Visiting the Royal Opera House in London Summer 2023 during the London Field Studies!

The world of Classical Ballet refuses change. Part of its novelty and its gracefulness, is its perceived time portal into the Imperial powers of Russia, of France, or even to 1950s America. But intense nationalistic nostalgia always stands on top of those oppressed by these powers. Ballet’s history of functioning relies on the subjugation of the body, the policing of it. The control of its appearance not just in weight but also specific build and skin color. Standing on ‘tradition’, ballet continues to hurt and harm those who don’t fit into its specific mold. 

Many of us have some sort of stake or experience with the ballet world. I danced ballet for almost thirteen years pre-professionally before quitting at age 17. Most people tell me that they tried ballet at three years old, then never again. It is an inside joke among dancers that this comment annoys them, but to me it is hilarious and accurate. Very rarely do three year old’s (or any child) actually enjoy the structure and discipline of the ballet studio.

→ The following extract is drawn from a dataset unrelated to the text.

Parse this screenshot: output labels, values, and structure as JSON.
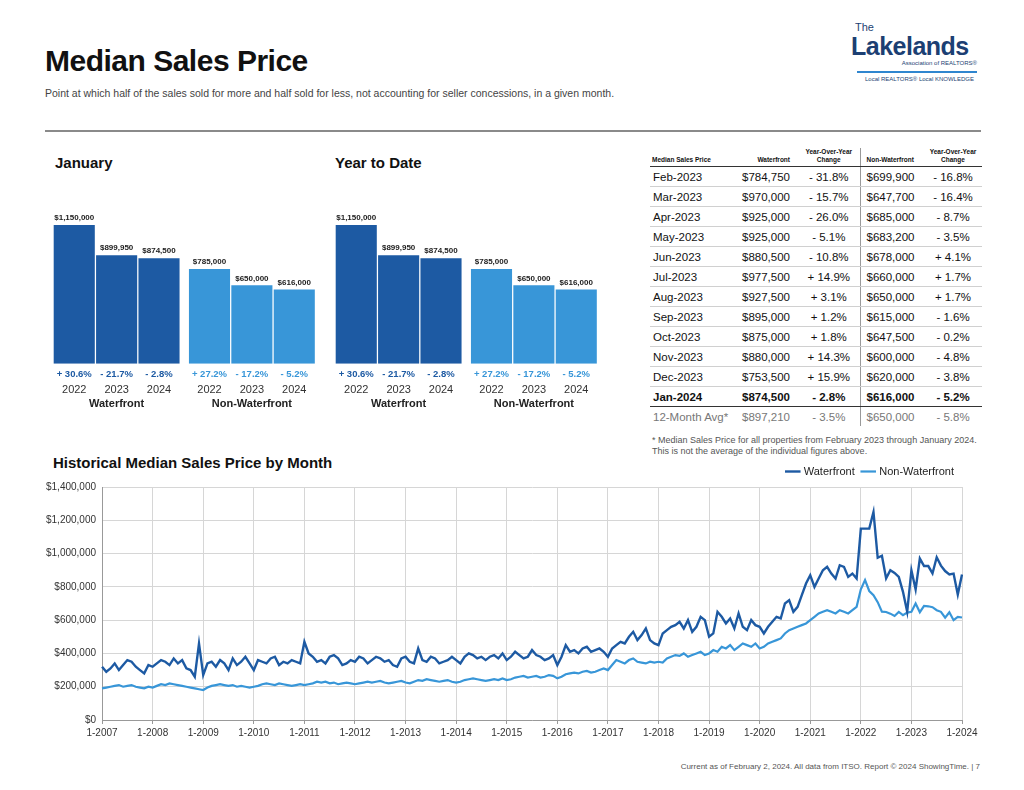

In fact, I spent my first ballet recital running around the stage, ignoring the choreography, waving to my Mom in the audience. Whatever your experience is: you are a dancer, you know or love a dancer, or you used to be a dancer, it is important for us to want things to change for the better. 

The Brackenridge Fellowship has given me the space and time this Summer to think deeply about the stakes of this project, and the pervasive problems of the ballet world that I think need changing. I am hoping the work and experience of this Fellowship will give me the skills I need to pursue graduate school in the future. I am excited to see what the future holds for this project, thanks for reading!